Methodology and Key Contributions

The BiLingua Parser departs from traditional supervised parsers by leveraging few-shot prompting with LLMs, supplemented by expert review. This approach minimizes the reliance on vast amounts of training data, making it particularly advantageous for low-resource language pairs. The researchers released two newly annotated datasets, marking the inaugural creation of a Spanish-Guaraní UD-parsed corpus. Additionally, a linguistic case paper was conducted to dissect common syntactic structures at code-switch boundaries, providing insights into cross-linguistic switching patterns.

The paper's methodology combines:

Prompt-based Annotation: Utilizing GPT-4.1 for generating UD annotations, it harmonizes linguistic rules with specific few-shot examples to account for code-switched constructs typical in spontaneous and informal registers, such as ellipses and contractions.
Evaluation and Review: Annotations are revised by language experts to ensure accuracy. Labeled Attachment Scores (LAS) of up to 95.29% were achieved after expert revision, significantly surpassing baseline models. This process unearths the importance of aligning machine-generated outputs with human linguistic judgment, particularly in distinguishing semantically similar tags that traditional metrics might overly penalize.
Structural and Syntactic Analysis: By analyzing switch points, the paper exposes prevalent syntactic roles involved in switching, such as determiner positions and object slots. This analysis augments understanding of syntactic behaviors across language pairs, with Spanish-Guaraní data exhibiting a broader range of switch sites than anticipated.

Results and Implications

The experimental results highlight the practicality of LLMs in bootstrapping linguistic resources under conditions previously deemed prohibitive due to data limitations. By attaining annotation accuracy competitive with, and in some cases exceeding, existing benchmarks, the BiLingua Parser demonstrates the capacity of LLMs to mitigate the challenges posed by typologically diverse and low-resource languages.
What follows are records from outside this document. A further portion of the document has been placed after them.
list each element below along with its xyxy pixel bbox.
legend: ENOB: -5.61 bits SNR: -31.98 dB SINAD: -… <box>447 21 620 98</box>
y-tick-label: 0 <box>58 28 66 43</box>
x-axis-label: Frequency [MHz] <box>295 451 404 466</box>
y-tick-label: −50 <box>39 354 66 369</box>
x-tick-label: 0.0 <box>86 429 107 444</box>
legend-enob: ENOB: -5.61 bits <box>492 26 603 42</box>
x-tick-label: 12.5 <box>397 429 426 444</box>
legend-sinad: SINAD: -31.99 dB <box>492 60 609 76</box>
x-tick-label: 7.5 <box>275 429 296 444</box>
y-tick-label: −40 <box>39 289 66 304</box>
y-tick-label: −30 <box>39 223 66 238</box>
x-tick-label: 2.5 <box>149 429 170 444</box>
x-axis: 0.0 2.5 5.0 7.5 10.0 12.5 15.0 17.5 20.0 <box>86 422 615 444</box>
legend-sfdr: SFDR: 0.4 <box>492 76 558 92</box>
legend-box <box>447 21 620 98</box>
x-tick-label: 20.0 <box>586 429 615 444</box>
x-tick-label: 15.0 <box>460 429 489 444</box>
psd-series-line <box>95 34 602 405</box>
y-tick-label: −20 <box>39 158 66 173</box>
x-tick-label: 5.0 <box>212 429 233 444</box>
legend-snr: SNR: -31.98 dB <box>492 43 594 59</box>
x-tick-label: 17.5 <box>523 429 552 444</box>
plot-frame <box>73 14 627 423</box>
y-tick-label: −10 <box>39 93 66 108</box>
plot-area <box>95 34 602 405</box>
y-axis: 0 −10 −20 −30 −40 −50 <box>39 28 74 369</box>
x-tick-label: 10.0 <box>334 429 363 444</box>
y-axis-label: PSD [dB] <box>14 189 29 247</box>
The paper's implications are multifaceted:

Practical: The capability to generate high-quality annotations with minimal supervision is transformative for NLP applications involving low-resource languages. This can catalyze the development of linguistic tools, improved machine translation, and enhanced linguistic research for these languages.
Theoretical: The findings stress the need for flexible evaluation metrics that accommodate the nuances of bilingual and code-switched text, highlighting the limitations of conventional LAS metrics in capturing the breadth of syntactic variation.

Looking forward, the techniques and insights from this research could inspire further advancements in syntactic parsing models, potentially extending to other underrepresented multilingual contexts. As the reliance on LLMs grows, their integration into complex linguistic tasks may expand the boundaries of NLP, providing unprecedented access to linguistic diversity. This paper serves as both a methodological blueprint and an impetus for ongoing innovations in the intersection of computational linguistics and multilingualism.